Your honor, the prosecution presents Exhibit F: A transcript of Ms. Post No Bill's weekend. The jury will find that this is proof of her inability to sit still and her penchant for both debauchery and lesbian world domination.


Friday: After leaving work at 1 pm to get a haircut, Ms. PNB headed back to Brooklyn only to head back into Manhattan for margaritas and nachos with CJ. Witnesses later place PNB at Cubbyhole, a West Village gay bar, where she allegedly met up with members of an illicit Brooklyn social organization that PNB is reputed to run. PNB consumed numerous alcoholic beverages and phone records show that PNB also exchanged a series of texts with a VM, also a member of this Brooklyn social organization. VM later joined PNB at Cubbyhole at approximately 12:34 am. Further alcoholic beverages were consumed before PNB, VM, and four other associates left Cubbyhole for Henrietta Hudson's. Unsubstantiated reports have PNB either dancing on a pole or participating in "bootyshakin'." Witnesses have PNB and VM leaving the club around 4 am where they later consumed pancakes before heading back to Brooklyn.

Saturday: PNB left her Lefferts Garden home around 2:30 pm where she took the subway to Times Square to meet with JJP in order to discuss forming a "lesbian arts salon" and to view a possible performance space for said salon. JJP and PNB then took a cab to the UN where they received a private tour of the Security Council chambers and other committee chambers. Security cameras place PNB at the podium of the General Assembly around 5:15 pm. A second cab was then taken from the UN headquarters to Park Slope where JJP and PNB met up with BC for a photo shoot. It is alleged that these photos will be used for promotion of the "lesbian arts salon."

PNB, JJP, and BC then headed over to Sterling Place where they visited the home of WP, a lesbian associate. Also joined by two unnamed individuals, they drank champagne, ate cheese, and watched the movie Showgirls. Wiretapping reveals that words like "tiities" and "snatch" were used. Further surveillance records PNB leaving the premises at 2:12 am.

Sunday: VM allegedly picked up PNB and drove to Beast for brunch. While at brunch, PNB and VM had a brief conversation with a lesbian associate who was dining nearby. Later PNB and VM drove to the Brooklyn Botanical Gardens at approximately 1:48 pm to view the roses in bloom and take in a little jazz. They left the Botanical Gardens at approximately 4:45 and walked to Bar Sepia where witnesses say they consumed two beers each and some penne pasta. Surveillance place PNB and VM back in Lefferts Gardens by 7 pm where certain naughty activities were rumored.

The prosecution rests.

Friday, June 02, 2006

"He doesn't work here anymore."


It's Friday. And you know what Fridays is, right? RANT TIME.

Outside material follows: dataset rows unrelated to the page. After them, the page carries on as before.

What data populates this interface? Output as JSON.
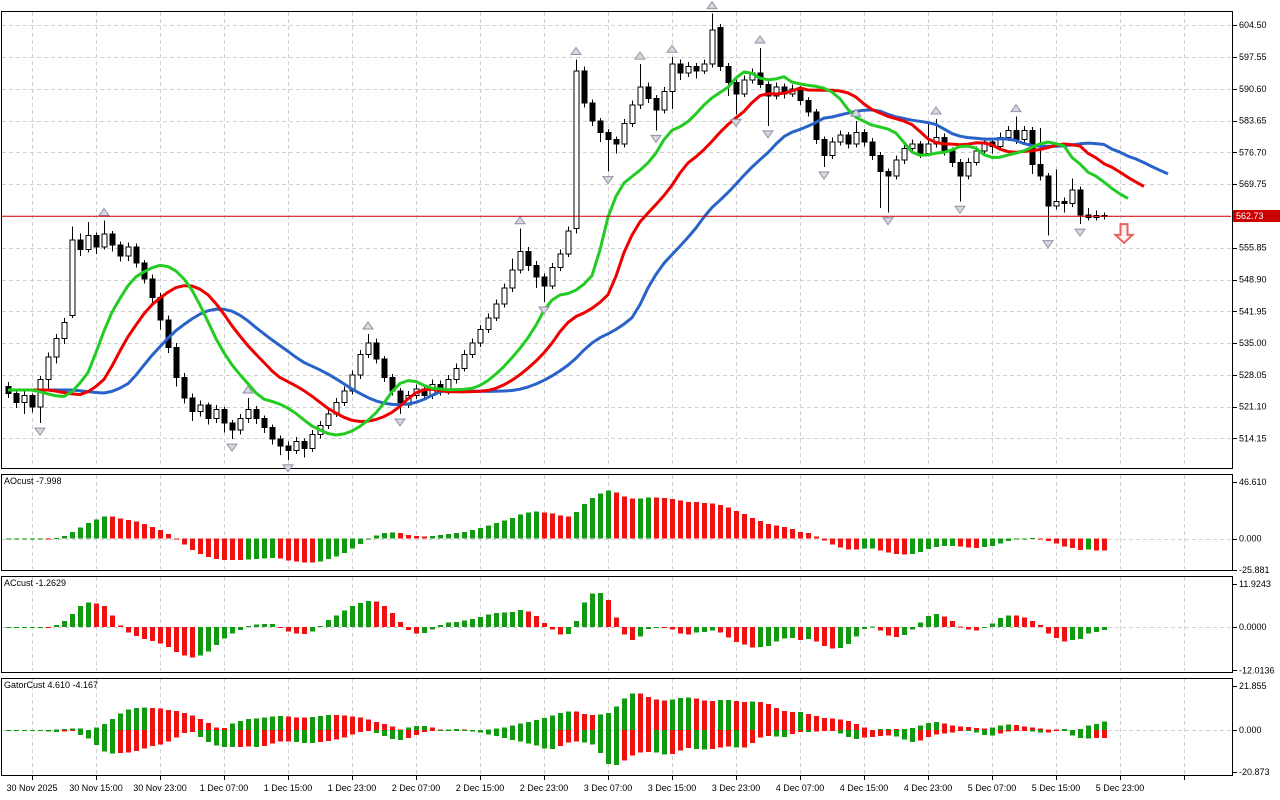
{
  "colors": {
    "background": "#FFFFFF",
    "frame": "#000000",
    "grid": "#D0D0D0",
    "candle_outline": "#000000",
    "bull_body": "#FFFFFF",
    "bear_body": "#000000",
    "alligator_jaw_blue": "#2963C9",
    "alligator_teeth_red": "#EE0000",
    "alligator_lips_green": "#22CC22",
    "histogram_up_green": "#119911",
    "histogram_down_red": "#EE1111",
    "price_line": "#CC0000",
    "price_label_bg": "#CC0000",
    "price_label_text": "#FFFFFF",
    "fractal_fill": "#D6D8E0",
    "fractal_edge": "#8E93A3",
    "signal_arrow_stroke": "#E96060",
    "signal_arrow_fill": "#FFF2F2"
  },
  "chart_data": {
    "type": "candlestick_ohlc_with_indicators",
    "timeframe": "H1",
    "current_price": "562.73",
    "price_axis": {
      "top_value": 607.6,
      "bottom_value": 507.7,
      "gridline_start": 514.15,
      "gridline_step": 6.95,
      "gridline_count": 14,
      "labels": [
        "604.50",
        "597.55",
        "590.60",
        "583.65",
        "576.70",
        "569.75",
        "555.85",
        "548.90",
        "541.95",
        "535.00",
        "528.05",
        "521.10",
        "514.15"
      ]
    },
    "time_axis": {
      "labels": [
        "30 Nov 2025",
        "30 Nov 15:00",
        "30 Nov 23:00",
        "1 Dec 07:00",
        "1 Dec 15:00",
        "1 Dec 23:00",
        "2 Dec 07:00",
        "2 Dec 15:00",
        "2 Dec 23:00",
        "3 Dec 07:00",
        "3 Dec 15:00",
        "3 Dec 23:00",
        "4 Dec 07:00",
        "4 Dec 15:00",
        "4 Dec 23:00",
        "5 Dec 07:00",
        "5 Dec 15:00",
        "5 Dec 23:00"
      ],
      "first_label_bar_index": 3,
      "bars_per_gridline": 8
    },
    "candles": [
      [
        525.5,
        526.5,
        523,
        524
      ],
      [
        524,
        524.8,
        520.8,
        522
      ],
      [
        522,
        524.5,
        519.5,
        523.5
      ],
      [
        523.5,
        524,
        519.8,
        521
      ],
      [
        521,
        527.8,
        517.5,
        527
      ],
      [
        527,
        533,
        524.5,
        532
      ],
      [
        532,
        537,
        530.5,
        536
      ],
      [
        536,
        540.5,
        534.8,
        539.5
      ],
      [
        541,
        560.5,
        540.5,
        557.5
      ],
      [
        557.5,
        559,
        554,
        555.5
      ],
      [
        555.5,
        561.5,
        554.8,
        558.5
      ],
      [
        558.5,
        559.2,
        554.5,
        556
      ],
      [
        556,
        561.8,
        555.5,
        558.8
      ],
      [
        558.8,
        559.5,
        555,
        556.5
      ],
      [
        556.5,
        557.2,
        552.8,
        554
      ],
      [
        554,
        557,
        553,
        556
      ],
      [
        556,
        556.8,
        551.5,
        552.5
      ],
      [
        552.5,
        553.2,
        548,
        549
      ],
      [
        549,
        550,
        543.8,
        545
      ],
      [
        545,
        546,
        538,
        540
      ],
      [
        540,
        541,
        532.8,
        534
      ],
      [
        534,
        535,
        525.5,
        527.5
      ],
      [
        527.5,
        528.5,
        521.8,
        523
      ],
      [
        523,
        524,
        518,
        520
      ],
      [
        520,
        522.5,
        519,
        521.5
      ],
      [
        521.5,
        522,
        517.2,
        518.5
      ],
      [
        518.5,
        521.5,
        517.5,
        520.5
      ],
      [
        520.5,
        521,
        515.5,
        517.5
      ],
      [
        517.5,
        518.2,
        514,
        516
      ],
      [
        516,
        519.5,
        515,
        518.5
      ],
      [
        518.5,
        523,
        517.5,
        520.5
      ],
      [
        520.5,
        521.2,
        517.3,
        518.5
      ],
      [
        518.5,
        519.2,
        515.3,
        516.5
      ],
      [
        516.5,
        517.2,
        512.8,
        514
      ],
      [
        514,
        514.8,
        510.5,
        512.5
      ],
      [
        512.5,
        513.5,
        509.5,
        511.5
      ],
      [
        511.5,
        514.5,
        510.8,
        513.5
      ],
      [
        513.5,
        514.2,
        510,
        512
      ],
      [
        512,
        516,
        511.2,
        515
      ],
      [
        515,
        518,
        514.2,
        517
      ],
      [
        517,
        520.5,
        516.2,
        519.5
      ],
      [
        519.5,
        523,
        518.8,
        522
      ],
      [
        522,
        525.5,
        521.2,
        524.5
      ],
      [
        524.5,
        529,
        523.8,
        528
      ],
      [
        528,
        533.5,
        527.2,
        532.5
      ],
      [
        532.5,
        537,
        531.8,
        535
      ],
      [
        535,
        536,
        530.5,
        531.5
      ],
      [
        531.5,
        532.2,
        526.5,
        527.5
      ],
      [
        527.5,
        528.2,
        523.5,
        524.5
      ],
      [
        524.5,
        525.2,
        519.5,
        521.5
      ],
      [
        521.5,
        524.5,
        520.8,
        523.5
      ],
      [
        523.5,
        526,
        522.8,
        525
      ],
      [
        525,
        525.8,
        522.5,
        523.5
      ],
      [
        523.5,
        527,
        522.8,
        526
      ],
      [
        526,
        526.8,
        523.5,
        524.5
      ],
      [
        524.5,
        528,
        523.8,
        527
      ],
      [
        527,
        530.5,
        526.2,
        529.5
      ],
      [
        529.5,
        533.5,
        528.8,
        532.5
      ],
      [
        532.5,
        536,
        531.8,
        535
      ],
      [
        535,
        539,
        534.2,
        538
      ],
      [
        538,
        541.5,
        537.2,
        540.5
      ],
      [
        540.5,
        544.5,
        539.8,
        543.5
      ],
      [
        543.5,
        548,
        542.8,
        547
      ],
      [
        547,
        553.5,
        546.2,
        551
      ],
      [
        551,
        560,
        550.2,
        555
      ],
      [
        555,
        556,
        550.8,
        552
      ],
      [
        552,
        553,
        547,
        549.5
      ],
      [
        549.5,
        550.2,
        544,
        547.5
      ],
      [
        547.5,
        552.5,
        546.8,
        551.5
      ],
      [
        551.5,
        555.5,
        550.8,
        554.5
      ],
      [
        554.5,
        560.5,
        553.8,
        559.5
      ],
      [
        560,
        597,
        559,
        594.5
      ],
      [
        594.5,
        595.5,
        586.5,
        587.5
      ],
      [
        587.5,
        588.2,
        582.5,
        583.5
      ],
      [
        583.5,
        584.2,
        579,
        581
      ],
      [
        581,
        581.8,
        572.5,
        579.5
      ],
      [
        579.5,
        580.2,
        576.5,
        578.5
      ],
      [
        578.5,
        584,
        577.8,
        583
      ],
      [
        583,
        588,
        582.2,
        587
      ],
      [
        587,
        596,
        586.2,
        591
      ],
      [
        591,
        592,
        587.5,
        588.5
      ],
      [
        588.5,
        589.2,
        581.5,
        586
      ],
      [
        586,
        591,
        585.2,
        590
      ],
      [
        590,
        597.5,
        586.2,
        596
      ],
      [
        596,
        597,
        592.5,
        594
      ],
      [
        594,
        596.5,
        593.2,
        595.5
      ],
      [
        595.5,
        596.2,
        592.8,
        594.5
      ],
      [
        594.5,
        597,
        593.8,
        596
      ],
      [
        596,
        607,
        595.2,
        603.5
      ],
      [
        604,
        604.8,
        594.5,
        595.5
      ],
      [
        595.5,
        596.2,
        589,
        592
      ],
      [
        592,
        592.8,
        585,
        589.5
      ],
      [
        589.5,
        593.5,
        588.8,
        592.5
      ],
      [
        592.5,
        595,
        591.8,
        594
      ],
      [
        594,
        599.5,
        590.8,
        591.5
      ],
      [
        591.5,
        592.2,
        582.5,
        589
      ],
      [
        589,
        592,
        588.2,
        591
      ],
      [
        591,
        591.8,
        588.5,
        589.5
      ],
      [
        589.5,
        591.5,
        588.8,
        590.5
      ],
      [
        590.5,
        591.2,
        587,
        588
      ],
      [
        588,
        588.8,
        584.5,
        585.5
      ],
      [
        585.5,
        586.2,
        578.5,
        579.5
      ],
      [
        579.5,
        580.2,
        573.5,
        576
      ],
      [
        576,
        580,
        575.2,
        579
      ],
      [
        579,
        581.5,
        578.2,
        580.5
      ],
      [
        580.5,
        581.2,
        577.5,
        578.5
      ],
      [
        578.5,
        583.5,
        577.8,
        581
      ],
      [
        581,
        581.8,
        578,
        579
      ],
      [
        579,
        579.8,
        575,
        576
      ],
      [
        576,
        576.8,
        564.5,
        572.5
      ],
      [
        572.5,
        573.2,
        563.5,
        571.5
      ],
      [
        571.5,
        576,
        570.8,
        575
      ],
      [
        575,
        578.5,
        574.2,
        577.5
      ],
      [
        577.5,
        579.5,
        576.8,
        578.5
      ],
      [
        578.5,
        579.2,
        575.5,
        576.5
      ],
      [
        576.5,
        583,
        575.8,
        578.5
      ],
      [
        578.5,
        584,
        577.8,
        580
      ],
      [
        580,
        580.8,
        576,
        577
      ],
      [
        577,
        577.8,
        573.5,
        574.5
      ],
      [
        574.5,
        575.2,
        566,
        571.5
      ],
      [
        571.5,
        575.5,
        570.8,
        574.5
      ],
      [
        574.5,
        578,
        573.8,
        577
      ],
      [
        577,
        580,
        576.2,
        579
      ],
      [
        579,
        579.8,
        576.5,
        578
      ],
      [
        578,
        581,
        577.2,
        580
      ],
      [
        580,
        582.5,
        579.2,
        581.5
      ],
      [
        581.5,
        584.5,
        578.5,
        579.5
      ],
      [
        579.5,
        582.5,
        578.8,
        581.5
      ],
      [
        581.5,
        582.2,
        572,
        574
      ],
      [
        574,
        582,
        570.5,
        571.5
      ],
      [
        571.5,
        572.2,
        558.5,
        565
      ],
      [
        565,
        573,
        564.2,
        566
      ],
      [
        566,
        566.8,
        563.5,
        565.5
      ],
      [
        565.5,
        571,
        564.8,
        568.5
      ],
      [
        568.5,
        569.2,
        561,
        563
      ],
      [
        563,
        564.5,
        561.8,
        562.5
      ],
      [
        562.5,
        564,
        561.8,
        562.9
      ],
      [
        562.9,
        563.5,
        562,
        562.73
      ]
    ],
    "indicators": {
      "alligator": {
        "jaw_period": 13,
        "jaw_shift": 8,
        "teeth_period": 8,
        "teeth_shift": 5,
        "lips_period": 5,
        "lips_shift": 3
      },
      "panes": [
        {
          "id": "ao",
          "label": "AOcust -7.998",
          "last_value": -7.998,
          "scale_labels": [
            "46.610",
            "0.000",
            "-25.881"
          ],
          "vmax": 53.3,
          "vmin": -26.0
        },
        {
          "id": "ac",
          "label": "ACcust -1.2629",
          "last_value": -1.2629,
          "scale_labels": [
            "11.9243",
            "0.0000",
            "-12.0136"
          ],
          "vmax": 14.2,
          "vmin": -12.5
        },
        {
          "id": "gator",
          "label": "GatorCust 4.610 -4.167",
          "last_values": [
            4.61,
            -4.167
          ],
          "scale_labels": [
            "21.855",
            "0.000",
            "-20.873"
          ],
          "vmax": 25.9,
          "vmin": -22.4
        }
      ]
    },
    "signal_arrow": {
      "direction": "down",
      "bar": 139.5,
      "price_start": 561.0,
      "price_end": 556.9
    }
  }
}
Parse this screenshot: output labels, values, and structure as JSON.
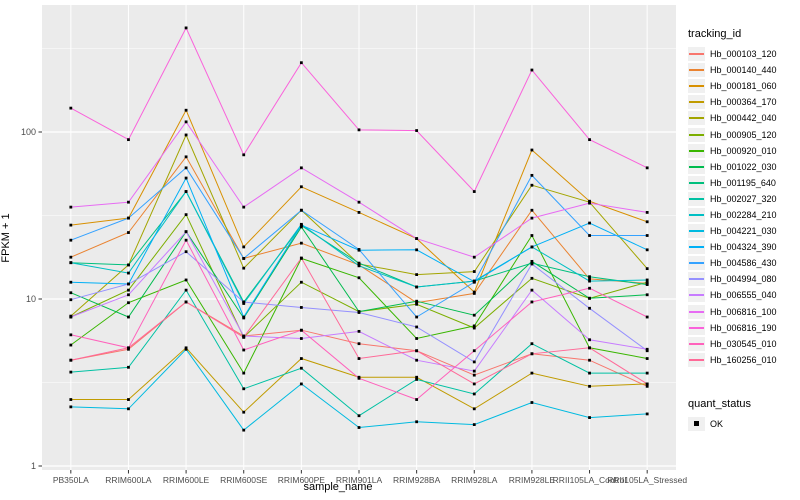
{
  "figure": {
    "background": "#FFFFFF",
    "panel_background": "#EBEBEB",
    "grid_color": "#FFFFFF",
    "tick_label_color": "#4D4D4D",
    "tick_mark_color": "#333333",
    "legend_key_fill": "#F0F0F0"
  },
  "legend": {
    "tracking_title": "tracking_id",
    "quant_title": "quant_status",
    "quant_items": [
      {
        "label": "OK",
        "shape": "black-square"
      }
    ]
  },
  "chart_data": {
    "type": "line",
    "title": "",
    "xlabel": "sample_name",
    "ylabel": "FPKM + 1",
    "log_y": true,
    "y_ticks": [
      1,
      10,
      100
    ],
    "ylim": [
      1,
      430
    ],
    "grid": "on",
    "legend_position": "right",
    "marker": "black-square",
    "marker_meaning": "quant_status OK",
    "categories": [
      "PB350LA",
      "RRIM600LA",
      "RRIM600LE",
      "RRIM600SE",
      "RRIM600PE",
      "RRIM901LA",
      "RRIM928BA",
      "RRIM928LA",
      "RRIM928LE",
      "RRII105LA_Control",
      "RRII105LA_Stressed"
    ],
    "series": [
      {
        "name": "Hb_000103_120",
        "color": "#F8766D",
        "values": [
          4.3,
          5.0,
          9.6,
          6.0,
          6.5,
          5.4,
          4.9,
          3.5,
          4.7,
          4.3,
          3.0
        ]
      },
      {
        "name": "Hb_000140_440",
        "color": "#EA8331",
        "values": [
          17.8,
          25,
          71,
          17.5,
          21.6,
          16.0,
          9.5,
          10.8,
          34,
          13.2,
          12.4
        ]
      },
      {
        "name": "Hb_000181_060",
        "color": "#D89000",
        "values": [
          27.7,
          30.5,
          135,
          20.5,
          47,
          33,
          23,
          11.0,
          78,
          38.5,
          29
        ]
      },
      {
        "name": "Hb_000364_170",
        "color": "#C09B00",
        "values": [
          2.5,
          2.5,
          5.1,
          2.1,
          4.4,
          3.4,
          3.4,
          2.2,
          3.6,
          3.0,
          3.1
        ]
      },
      {
        "name": "Hb_000442_040",
        "color": "#A3A500",
        "values": [
          7.9,
          16,
          96,
          15.3,
          34,
          16.2,
          14,
          14.6,
          48,
          38,
          15.2
        ]
      },
      {
        "name": "Hb_000905_120",
        "color": "#7CAE00",
        "values": [
          7.8,
          11.3,
          32,
          5.9,
          12.6,
          8.4,
          9.3,
          6.7,
          13.3,
          10.1,
          12.6
        ]
      },
      {
        "name": "Hb_000920_010",
        "color": "#39B600",
        "values": [
          5.3,
          9.5,
          13.0,
          3.6,
          17.5,
          13.4,
          5.8,
          6.9,
          24,
          5.1,
          4.4
        ]
      },
      {
        "name": "Hb_001022_030",
        "color": "#00BB4E",
        "values": [
          10.9,
          7.8,
          25.3,
          7.7,
          27,
          8.4,
          9.7,
          8.0,
          16.8,
          10.1,
          10.6
        ]
      },
      {
        "name": "Hb_001195_640",
        "color": "#00BF7D",
        "values": [
          16.5,
          16,
          44,
          9.6,
          27.5,
          16.4,
          11.8,
          12.8,
          16.4,
          13.6,
          12.2
        ]
      },
      {
        "name": "Hb_002027_320",
        "color": "#00C1A3",
        "values": [
          3.65,
          3.9,
          11.3,
          2.9,
          3.85,
          2.0,
          3.3,
          2.7,
          5.4,
          3.6,
          3.6
        ]
      },
      {
        "name": "Hb_002284_210",
        "color": "#00BFC4",
        "values": [
          16.5,
          14.3,
          44,
          9.4,
          28,
          15.8,
          11.8,
          12.8,
          20.5,
          12.8,
          13.0
        ]
      },
      {
        "name": "Hb_004221_030",
        "color": "#00BAE0",
        "values": [
          2.26,
          2.2,
          5.0,
          1.64,
          3.1,
          1.7,
          1.84,
          1.77,
          2.4,
          1.95,
          2.05
        ]
      },
      {
        "name": "Hb_004324_390",
        "color": "#00B0F6",
        "values": [
          12.6,
          12.3,
          53,
          7.8,
          27.7,
          19.6,
          19.7,
          12.7,
          20.5,
          28.5,
          19.7
        ]
      },
      {
        "name": "Hb_004586_430",
        "color": "#35A2FF",
        "values": [
          22.5,
          30.5,
          61,
          17.5,
          34,
          19.8,
          7.8,
          12.6,
          55,
          24,
          24
        ]
      },
      {
        "name": "Hb_004994_080",
        "color": "#9590FF",
        "values": [
          9.9,
          12.3,
          19.2,
          9.6,
          8.9,
          8.3,
          6.8,
          4.2,
          16.2,
          8.8,
          4.9
        ]
      },
      {
        "name": "Hb_006555_040",
        "color": "#C77CFF",
        "values": [
          7.8,
          10.6,
          25.3,
          6.0,
          5.8,
          6.4,
          4.3,
          3.7,
          11.3,
          5.7,
          5.0
        ]
      },
      {
        "name": "Hb_006816_100",
        "color": "#E76BF3",
        "values": [
          35.5,
          38,
          115,
          35.5,
          61,
          38,
          23,
          17.8,
          30.5,
          37.5,
          33
        ]
      },
      {
        "name": "Hb_006816_190",
        "color": "#FA62DB",
        "values": [
          139,
          90,
          420,
          73,
          260,
          103,
          102,
          44,
          235,
          90,
          61
        ]
      },
      {
        "name": "Hb_030545_010",
        "color": "#FF62BC",
        "values": [
          6.1,
          5.1,
          22.5,
          4.95,
          6.5,
          3.35,
          2.5,
          4.9,
          9.6,
          11.6,
          7.8
        ]
      },
      {
        "name": "Hb_160256_010",
        "color": "#FF6A98",
        "values": [
          4.3,
          5.1,
          9.6,
          5.9,
          17.6,
          4.4,
          4.9,
          3.1,
          4.7,
          5.1,
          3.1
        ]
      }
    ]
  }
}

Only yesterday I was talking to Val about hair monogamy. Finding a hair dresser is as stressful as dating, especially in New York City. I used to go back to DC and get my hair cut at Axis Salon -- the equivalent of a long distance relationship. I wanted to make it work despite the distance. I thought Billy wanted the same . . . that is until he left me for some tart in California.

Broken hearted and jaded I jumped back into pool of salon options. After a few misconnections, I found Robbi. He worked it hardcore and gave me rock star hair. I thought it was the start of a long and fruitful relationship . . . until I called the salon today to find that Robbi went back to California.

What. The. Fuck? Why do I keep losing my hair people to the Golden State?

* Edit: I LOVE MY NEW HAIR! Anthony at Autonomy did an excellent job.